Julian Assange to be extradited to the United States and face espionage charges

by mcardinal

Savannah Hulsey Pointer, FISM News 

 

A British High Court has ruled that Wikileaks founder Julian Assange can be extradited to the United States to face more than a dozen espionage charges over information illegally gathered and distributed

This most recent ruling overturned a January ruling that had denied the United States request to extradite the whistleblower, citing Assange’s mental health as a reason he should not be turned over to American authorities. 

The court’s opinion changed in its more recent decision due to several promises made by the United States via a diplomatic note dated Feb. 5, 2021, according to a court filing. Included in those assurances was the promise that the U.S. would not implement “special administrative measures” against Assange before his trial or after according to The Hill. However, that promise was subject to change “in the event that, after entry of this assurance, he was to commit any future act that met the test for the imposition of” those measures.
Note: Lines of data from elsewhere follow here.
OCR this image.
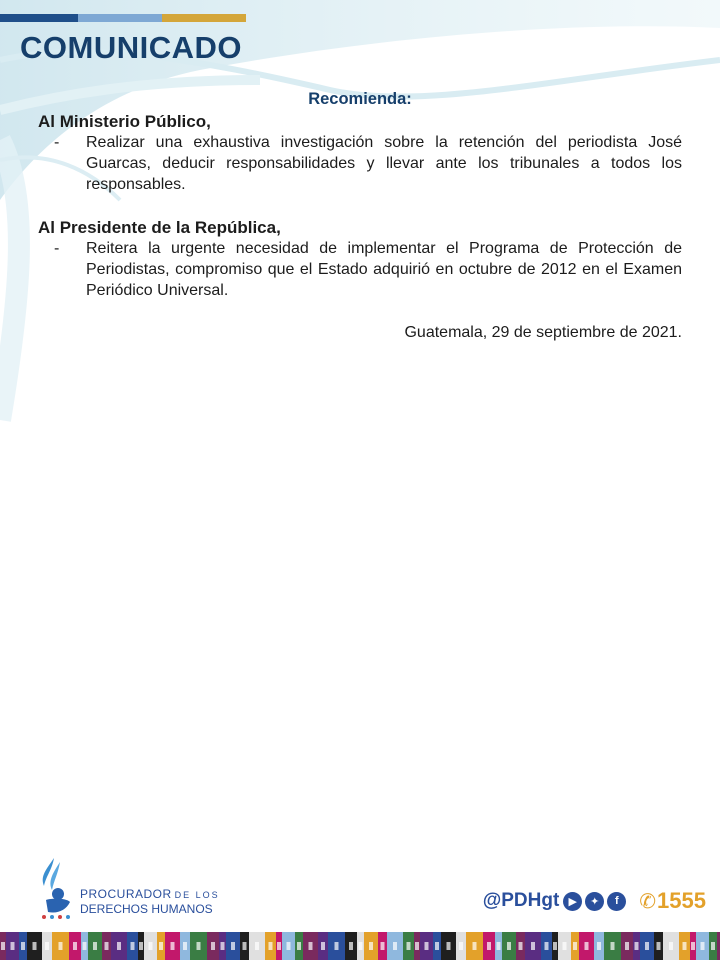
COMUNICADO
Recomienda:
Al Ministerio Público,
- Realizar una exhaustiva investigación sobre la retención del periodista José Guarcas, deducir responsabilidades y llevar ante los tribunales a todos los responsables.
Al Presidente de la República,
- Reitera la urgente necesidad de implementar el Programa de Protección de Periodistas, compromiso que el Estado adquirió en octubre de 2012 en el Examen Periódico Universal.
Guatemala, 29 de septiembre de 2021.
PROCURADOR DE LOS
DERECHOS HUMANOS	@PDHgt ▶	✦	f	✆1555
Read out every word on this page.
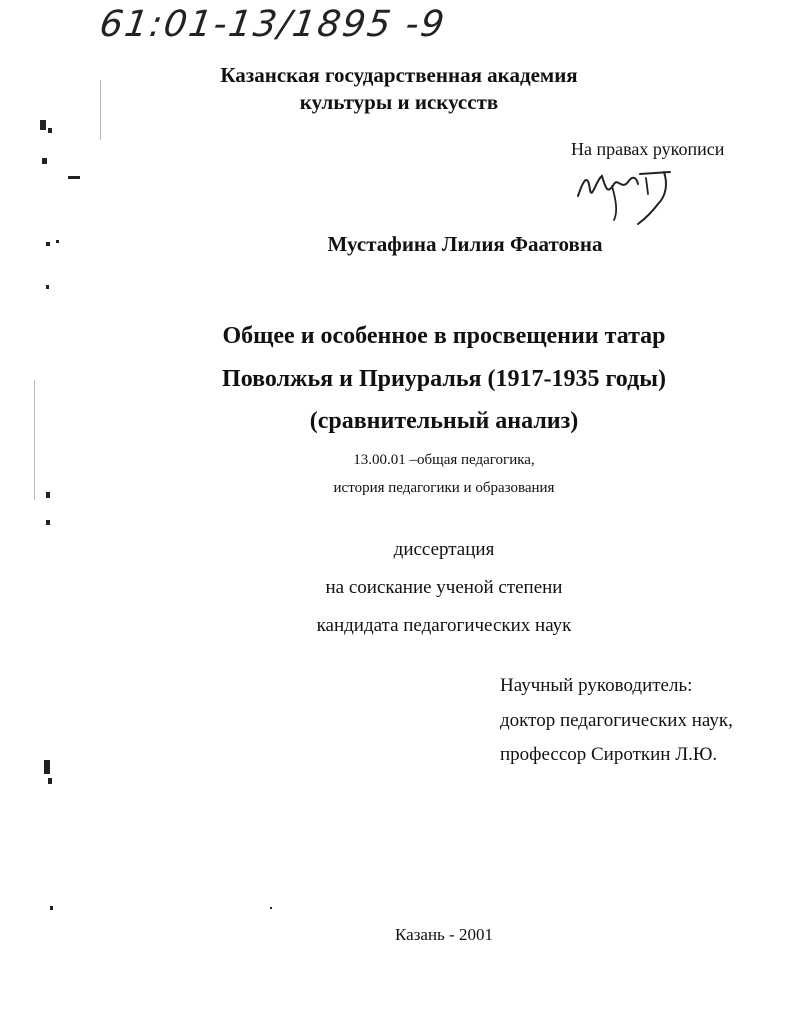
61:01-13/1895 -9
Казанская государственная академия
культуры и искусств
На правах рукописи
Мустафина Лилия Фаатовна
Общее и особенное в просвещении татар
Поволжья и Приуралья (1917-1935 годы)
(сравнительный анализ)
13.00.01 –общая педагогика,
история педагогики и образования
диссертация
на соискание ученой степени
кандидата педагогических наук
Научный руководитель:
доктор педагогических наук,
профессор Сироткин Л.Ю.
Казань - 2001
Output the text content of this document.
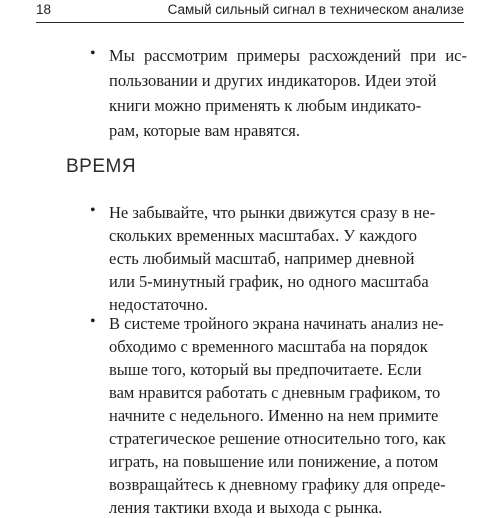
18	Самый сильный сигнал в техническом анализе
• Мы рассмотрим примеры расхождений при ис-
пользовании и других индикаторов. Идеи этой
книги можно применять к любым индикато-
рам, которые вам нравятся.
ВРЕМЯ
• Не забывайте, что рынки движутся сразу в не-
скольких временных масштабах. У каждого
есть любимый масштаб, например дневной
или 5-минутный график, но одного масштаба
недостаточно.
• В системе тройного экрана начинать анализ не-
обходимо с временного масштаба на порядок
выше того, который вы предпочитаете. Если
вам нравится работать с дневным графиком, то
начните с недельного. Именно на нем примите
стратегическое решение относительно того, как
играть, на повышение или понижение, а потом
возвращайтесь к дневному графику для опреде-
ления тактики входа и выхода с рынка.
Other assurances by the U.S. were that he would be allowed to serve any sentence for crimes committed in Australia and that the U.S. would provide clinical and psychological treatment for Assange while he was held in custody. Additionally, officials said he would not be kept at the maximum-security facility in Colorado at the time leading up to his trial. 

“It is accordingly clear that” [the diplomatic note] contains solemn undertakings, offered by one government to another, which will bind all officials and prosecutors who will deal with the relevant aspects of Mr. Assange’s case now and in the future,” the court said in its ruling.

“We see no merit in the criticisms made of the individual assurances. The reality is that this court is being invited to reject the USA’s assurances either on the basis that they are not offered in good faith or that they are for some other reason not capable of being accepted at face value,” the ruling added.

Assange’s fiancée Stella Moris has spoken out about the upcoming U.S. trial, calling the decision to allow Assange to stand trial in the United States a “grave miscarriage of justice,” according to a WikiLeaks Twitter post saying that the ruling would be appealed “at the earliest possible moment,” according to the Reuters news service.

CBS News quoted Moris as having called the court’s reasoning into question, saying, “I want to emphasize that the High Court accepted all the medical evidence and the conclusions of the magistrate that if Julian is extradited and placed under extreme conditions of isolation, it will drive him to take his own life — that extradition is oppressive.’

“Yet the High Court decided against Julian on this occasion on the basis of political assurances, non-assurances, that the U.S. has given to the U.K. government. I say non-assurances — Amnesty International says non-assurances — Amnesty International has analyzed these assurances and has said that they are inherently unreliable. They incorporate the possibility of breaking those assurances in their very wording.”

Currently, Assange is facing multiple charges of violations of the Espionage Act, according to The New York Times, and officials alleged that he was guilty of obtaining military and diplomatic information illegally.